Larry loved music – he studied it in childhood and adulthood. He played the organ and the piano and studied the violin in high school. He loved hymnody, which is why you’ll find that he squeezed hymns into just about every nook and cranny of this liturgy. He went into his final days confident that he was part of a divine song, written and led by the master conductor, and that he himself was in God’s hands.
He had special instructions for some of these songs. Like the spelling of Mourning in My Lord What a Mourning, which we’ll hear after this sermon. The spelling that Larry requested is found in some early versions of the song, which was likely written in Philadelphia by several freed Black residents, including AME Church founder Richard Allen. And we who are mourning Larry can find another layer that he is inviting us to ponder — the world that is lost when the stars begin to fall. And the one that is gained.
I didn’t know Larry long – not as long as most of you, and not nearly long enough. Every Sunday he would stop next to me on his way out of the church and say, “Well, another day in heaven!” And then he’d remind me that in the Eastern Church that was what worship was, an experience of heaven.
But it soothes my own mourning that he felt that acutely here at St. Peter’s, where he and Lois had been members since the late 1980s. At the last Lunch Club meal that he attended, we sat at table together and had a long talk.

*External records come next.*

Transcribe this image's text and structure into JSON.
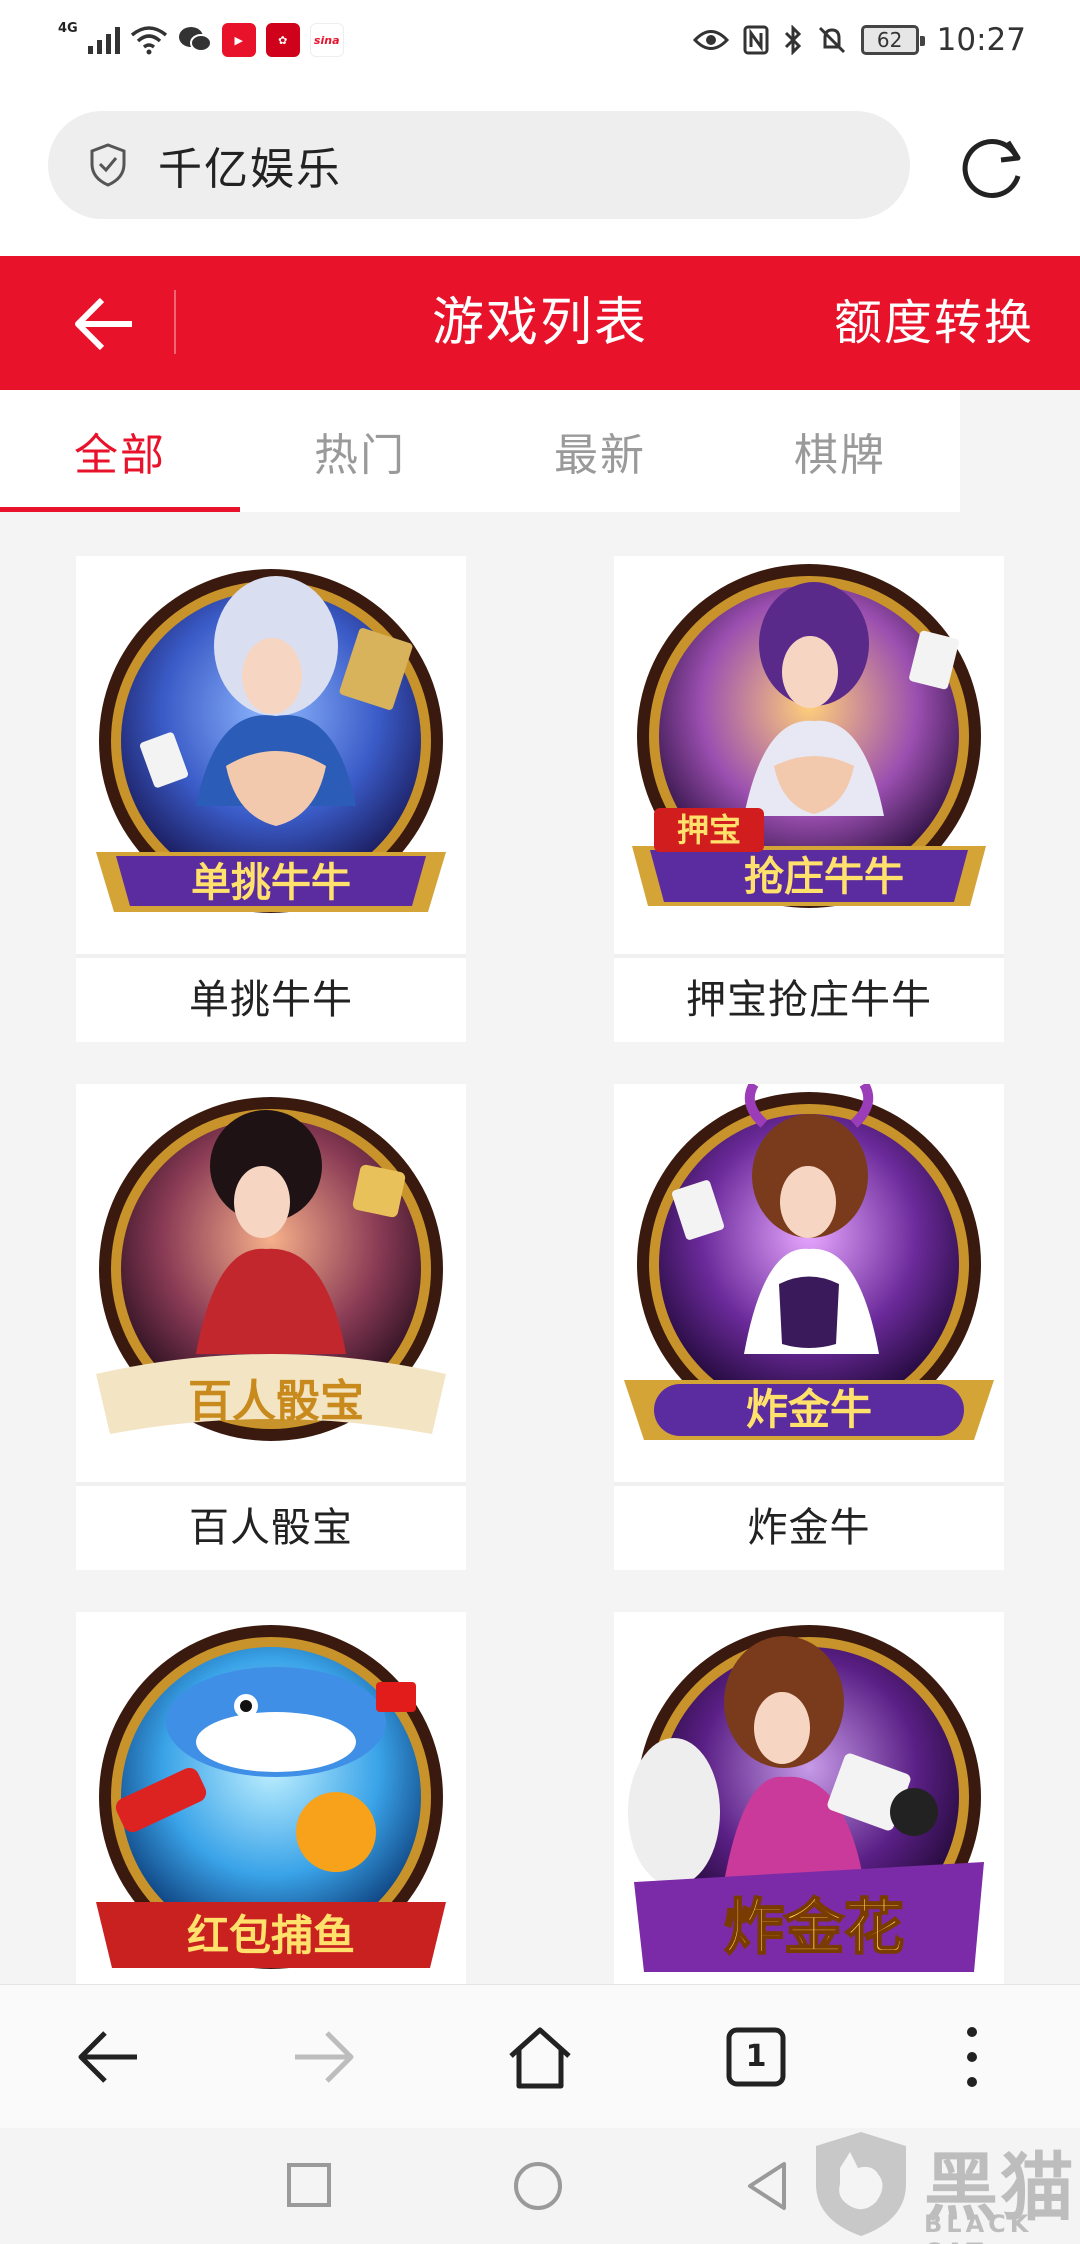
{
  "status_bar": {
    "network": "4G",
    "battery": "62",
    "time": "10:27"
  },
  "address_bar": {
    "url_text": "千亿娱乐"
  },
  "header": {
    "title": "游戏列表",
    "right_action": "额度转换"
  },
  "tabs": [
    {
      "label": "全部",
      "active": true
    },
    {
      "label": "热门",
      "active": false
    },
    {
      "label": "最新",
      "active": false
    },
    {
      "label": "棋牌",
      "active": false
    }
  ],
  "games": [
    {
      "name": "单挑牛牛",
      "banner": "单挑牛牛"
    },
    {
      "name": "押宝抢庄牛牛",
      "banner": "抢庄牛牛",
      "tag": "押宝"
    },
    {
      "name": "百人骰宝",
      "banner": "百人骰宝"
    },
    {
      "name": "炸金牛",
      "banner": "炸金牛"
    },
    {
      "name": "",
      "banner": "红包捕鱼"
    },
    {
      "name": "",
      "banner": "炸金花"
    }
  ],
  "bottom_bar": {
    "tab_count": "1"
  },
  "watermark": {
    "text": "黑猫",
    "sub": "BLACK CAT"
  },
  "colors": {
    "brand_red": "#e8132b",
    "background": "#f4f4f4"
  }
}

He told me that getting to sleep comfortably at night could be difficult at this point in his life.But not on Sundays. After a Sunday spent in worship at St Peter’s, he could get to sleep pain-free. That was the power of heaven.
In honor of Larry, I encourage you to keep looking among the layers within all he set before us today and all he left each of you with individually. Take the leaflet home. Re-read these scriptures that he picked just for us today. Consider all the other things he wanted to point out to you that I missed. In honor of all the Bible study guides that Larry wrote over the years, including a few he created for St Peter’s when he couldn’t hold the conversations in person anymore, I’ve offered a few reflection questions for you to consider on page 11.
And while you’re at it, hum those hymns this week or belt them out. Let them sink deep in you and rise when you are visited by mourning. And when you do, remember:
“This is all an orchestra. And God is the conductor, and God wrote the music and it’s all in God’s control. It’s all in God’s hands.” Amen.
Readings:
Isaiah 40:1–11Psalm 23Revelation 7:9–17John 10:1–18
Reflection Questions
Consider the many shepherding verbs and descriptions that show up in today’s readings. Which ones have you experienced?
What do these readings say to you about who God is to Larry and who God is to you?